If the midpoints of the sides AB and AC of triangle ABC are (3,5) and (-3,-3), respectively, then find the length of BC.
+26367 If the midpoints of the sides AB and AC of triangle ABC are (3,5) and (-3,-3), respectively, then find the length of BC.
\(\text{Let $P_1 =(x_1,\ y_1)=(3,\ 5)$ } \\ \text{Let $P_2 =(x_2,\ y_2)=(-3,\ -3)$ }\)
\(\begin{array}{|rcll|} \hline \dfrac{x_A+x_B}{2} &=& x_1 \\ x_A &=& 2x_1-x_B \\ &=& 2*3-x_B \\ \mathbf{x_A} &=& \mathbf{6-x_B} \\\\ \dfrac{y_A+y_B}{2} &=& y_1 \\ y_A &=& 2y_1-y_B \\ &=& 2*5-x_B \\ \mathbf{y_A} &=& \mathbf{10-y_B} \\ \hline \end{array} \)

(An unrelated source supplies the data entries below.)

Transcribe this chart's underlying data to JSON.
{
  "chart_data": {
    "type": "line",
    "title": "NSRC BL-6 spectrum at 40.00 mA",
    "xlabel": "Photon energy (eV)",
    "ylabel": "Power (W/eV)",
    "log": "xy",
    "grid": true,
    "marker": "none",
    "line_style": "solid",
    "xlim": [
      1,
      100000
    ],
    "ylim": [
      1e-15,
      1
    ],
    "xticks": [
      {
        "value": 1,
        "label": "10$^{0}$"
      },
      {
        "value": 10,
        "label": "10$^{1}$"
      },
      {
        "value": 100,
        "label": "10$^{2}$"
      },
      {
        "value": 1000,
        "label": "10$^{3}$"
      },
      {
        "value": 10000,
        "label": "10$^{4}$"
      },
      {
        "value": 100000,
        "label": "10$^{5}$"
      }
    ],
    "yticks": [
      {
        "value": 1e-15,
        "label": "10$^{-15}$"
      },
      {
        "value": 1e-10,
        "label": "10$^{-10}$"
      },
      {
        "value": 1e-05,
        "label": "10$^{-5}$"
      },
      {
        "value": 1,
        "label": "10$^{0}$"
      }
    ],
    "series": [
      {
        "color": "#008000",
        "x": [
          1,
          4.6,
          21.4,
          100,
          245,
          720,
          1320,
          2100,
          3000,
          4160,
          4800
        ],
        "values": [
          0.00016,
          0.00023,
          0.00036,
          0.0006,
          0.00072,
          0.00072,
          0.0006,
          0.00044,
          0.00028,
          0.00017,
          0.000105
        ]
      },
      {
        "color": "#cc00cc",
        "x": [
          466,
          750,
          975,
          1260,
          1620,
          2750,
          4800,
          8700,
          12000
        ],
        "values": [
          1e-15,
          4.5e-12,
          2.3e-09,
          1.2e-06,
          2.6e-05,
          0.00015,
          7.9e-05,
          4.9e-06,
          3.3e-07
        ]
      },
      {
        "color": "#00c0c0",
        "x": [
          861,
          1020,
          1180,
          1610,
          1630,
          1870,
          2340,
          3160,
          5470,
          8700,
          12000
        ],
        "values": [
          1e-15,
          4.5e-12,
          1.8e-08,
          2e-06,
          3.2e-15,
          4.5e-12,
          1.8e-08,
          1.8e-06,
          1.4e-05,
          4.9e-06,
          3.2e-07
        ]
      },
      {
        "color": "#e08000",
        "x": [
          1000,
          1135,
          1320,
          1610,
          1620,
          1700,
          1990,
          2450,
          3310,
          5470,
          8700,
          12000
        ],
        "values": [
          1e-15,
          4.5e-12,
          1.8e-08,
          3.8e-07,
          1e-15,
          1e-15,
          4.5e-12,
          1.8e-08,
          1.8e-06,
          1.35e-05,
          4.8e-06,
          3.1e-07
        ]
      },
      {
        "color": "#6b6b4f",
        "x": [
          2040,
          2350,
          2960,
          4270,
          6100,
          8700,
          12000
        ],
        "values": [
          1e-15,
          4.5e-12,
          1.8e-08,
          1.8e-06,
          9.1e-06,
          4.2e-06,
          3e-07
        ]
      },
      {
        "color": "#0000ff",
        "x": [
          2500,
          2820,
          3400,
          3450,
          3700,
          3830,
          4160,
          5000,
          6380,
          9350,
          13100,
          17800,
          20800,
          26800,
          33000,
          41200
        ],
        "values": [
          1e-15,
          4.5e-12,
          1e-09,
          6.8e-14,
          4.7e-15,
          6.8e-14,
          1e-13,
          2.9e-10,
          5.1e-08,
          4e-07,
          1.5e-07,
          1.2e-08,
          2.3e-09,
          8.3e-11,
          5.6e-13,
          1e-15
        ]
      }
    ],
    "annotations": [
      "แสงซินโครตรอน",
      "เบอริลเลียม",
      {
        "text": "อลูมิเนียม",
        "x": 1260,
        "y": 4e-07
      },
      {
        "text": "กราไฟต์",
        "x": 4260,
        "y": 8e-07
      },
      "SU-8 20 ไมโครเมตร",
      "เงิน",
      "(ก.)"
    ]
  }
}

\(\begin{array}{|rcll|} \hline \dfrac{x_A+x_C}{2} &=& x_2 \\ x_A &=& 2x_2-x_C \\ &=& 2*(-3)-x_C \\ \mathbf{x_A} &=& \mathbf{-6-x_C} \\\\ \dfrac{y_A+y_C}{2} &=& y_2 \\ y_A &=& 2y_2-y_C \\ &=& 2*(-3)-y_C \\ \mathbf{y_A} &=& \mathbf{-6-y_C} \\ \hline \end{array} \)
\(\begin{array}{|rcll|} \hline x_A = 6-x_B &=& -6-x_C \\ \mathbf{x_B -x_C} &=& \mathbf{12} \\\\ y_A = 10-y_B &=& -6-y_C \\ \mathbf{y_B -y_C} &=& \mathbf{16} \\\\ BC &=& \sqrt{12^2+16^2} \\ \mathbf{BC} &=& \mathbf{20} \\ \hline \end{array}\)